When John asked me to share one of my business experiences as a guest contributor to his blog a few months ago, I started to think which one would be the most interesting and relevant. Should I talk about starting an IT services company in my 20’s and what it was like to learn everything “on the job”? Or maybe the experience of taking a company public and playing with the “big boys” on Wall Street? Or maybe the humbling experience having our stock plummet by over 80% with the bursting of the dot-com bubble? Or starting a new company with millions in VC money? I decided I want to talk about my little start up in Vietnam. It is not a big company nor even a successful one (yet). But it is has been a very rewarding experience in unexpected ways.

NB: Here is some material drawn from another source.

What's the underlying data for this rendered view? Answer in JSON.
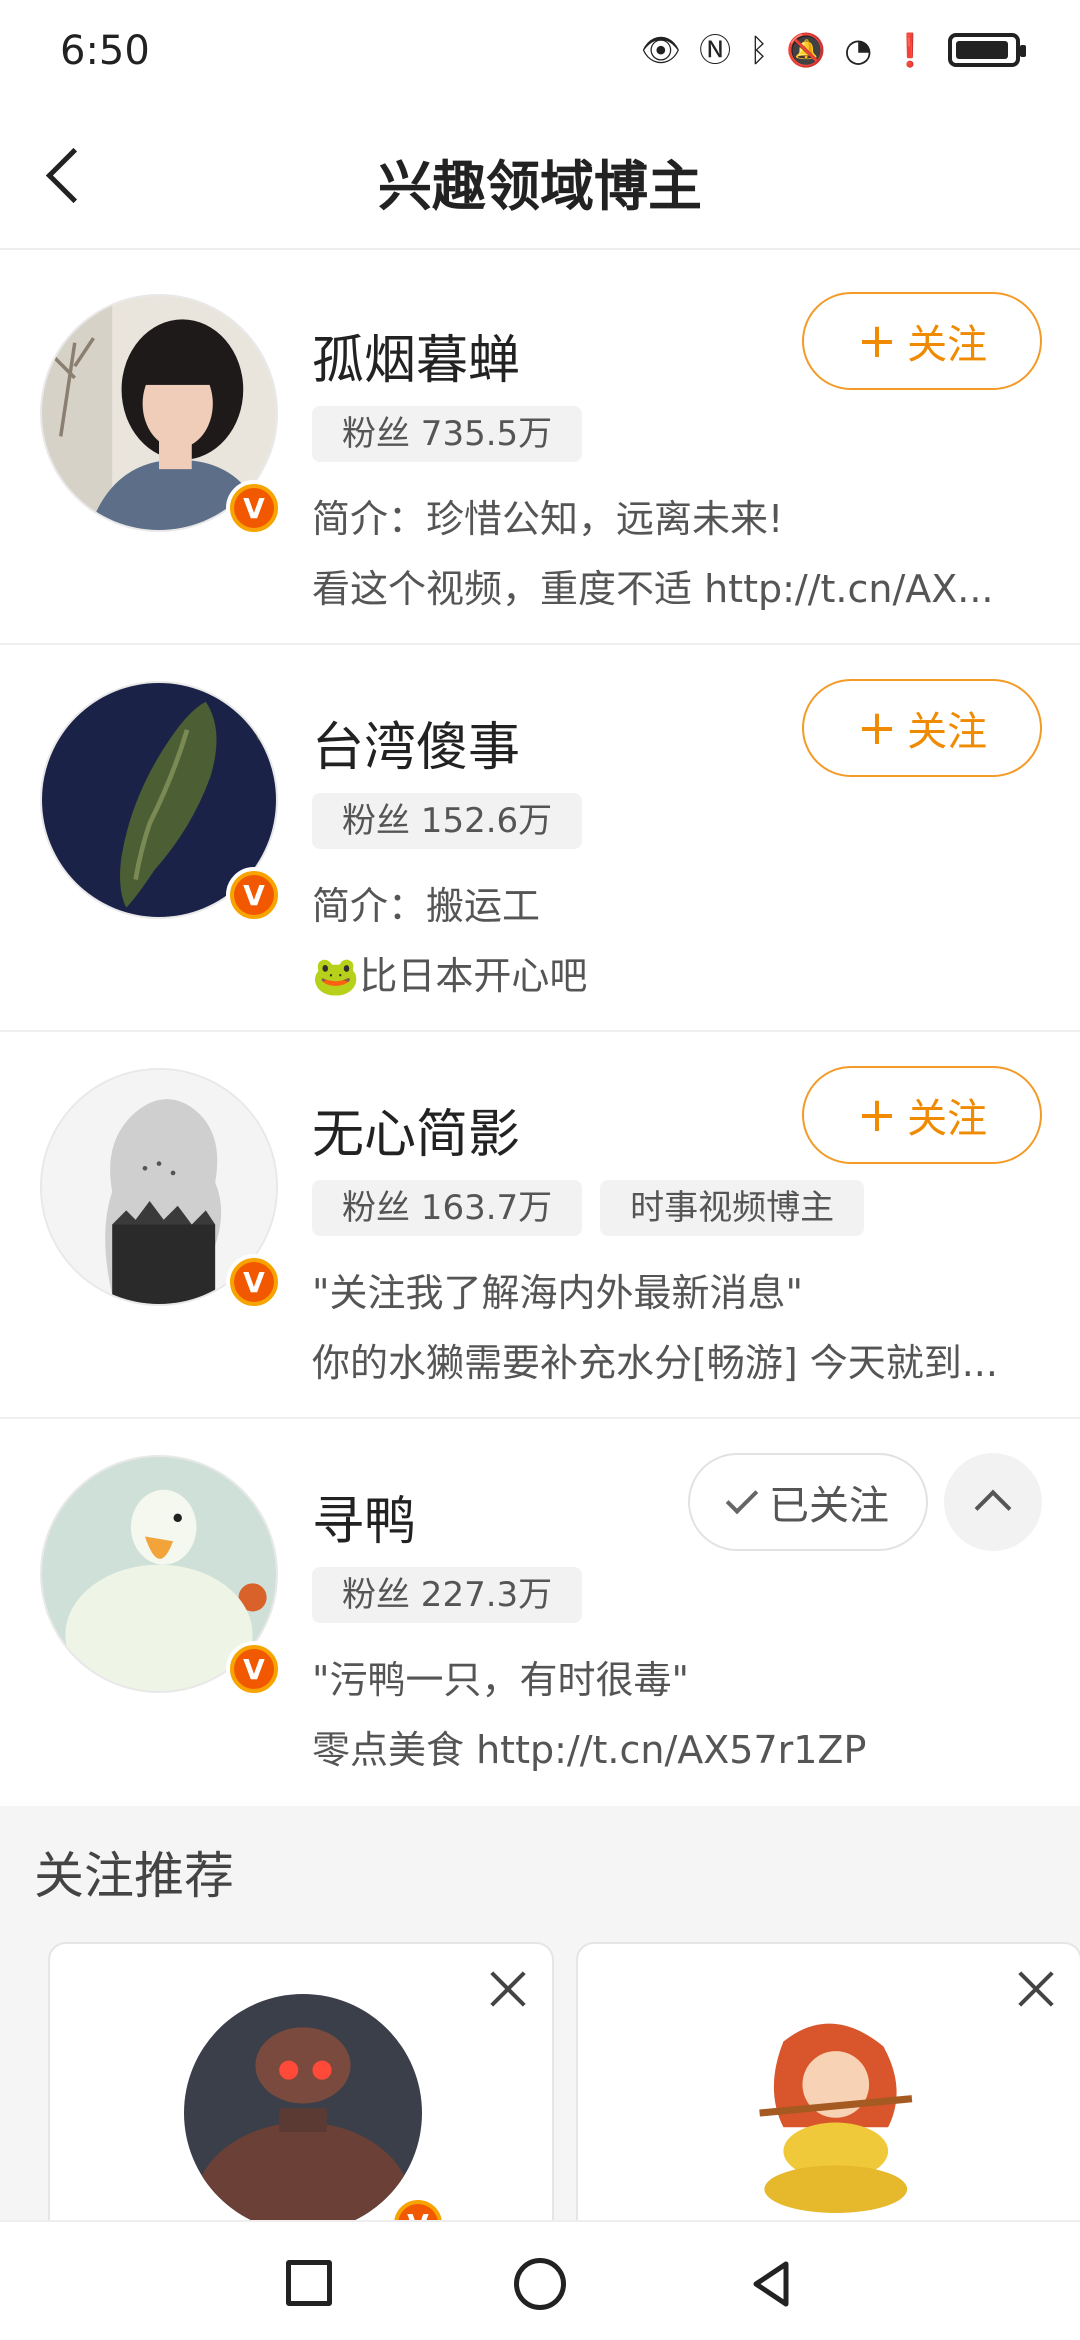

My son Aaron, graduated from Pepperdine University in summer of 2006. During his college years, he had started an Internet company servicing the secondary ticketing market (ticket brokers and resellers also known as “scalpers”). By the time he received his diploma, Aaron was running a number of popular and very profitable web sites. When he asked my advice on what to do next, I encouraged him to explore living abroad to get a more “global” experience. As Thomas Friedman put it, the world is flat. We cannot ignore the growing interdependence of our global economy. Just look at how the US mortgage mess is affecting the credit (and now equity) markets worldwide! The next generation of business leaders must have a global perspective.
Having taken a more flexible role as Chairman of Noetix, I was not involved in day to day operations. So when Aaron suggested that I go with him to Asia and help him better explore business opportunities, I felt this was a unique opportunity for me to do something new and interesting with my son. We initially moved to Shanghai, China where we lived for about 5 months. But after a trip to Vietnam, we decided that we could best find opportunities to build a company together there.
So in April 2007, we moved to Ho Chi Minh City and started an Internet listing service for real estate in Vietnam. We’ve also launched a real estate magazine to compliment our web site (www.metvuong.com). When we started our venture, the real estate market was red hot, with prices nearly doubling from June 2007 to December of 2007. However with inflation and tightening credit world-wide, the market came to a screeching halt in March 2008 with prices declining as much as 40% in many markets (not too dissimilar to what is going on in the US).
This has created some challenges for our business but it also is providing a great learning opportunity. It doesn’t take great management to grow a business when everything is booming (remember the dot-com bubble?). But when things are challenging, when strategy and execution become a necessity, when resources and money is limited and tough choices have to be made, that’s when management counts. So even though metvuong is not a public company nor a company with millions in revenue, it has given me one of the most rewarding experiences of my career so far. It has given me the opportunity to start a business with my son. Though I was initially going abroad to help Aaron, actually, I may have gained more than he has from the experience. I’ve had the chance to live in a different country and to broaden my personal experiences. I’ve gained a much greater appreciation for developing countries and their challenges. I’ve come to understand first-hand what outsourcing means to companies both in the US and in the country. I’ve made many new friends including business leaders in other countries. And of course, I’ve had a chance to build some great memories and experiences with my son.
Life is but a series of experiences. These experiences become our memories, prejudices and perspectives. Those become the basis upon which we make judgments and decisions. This is why we value people with experience. And for me, this has been one of my best experiences.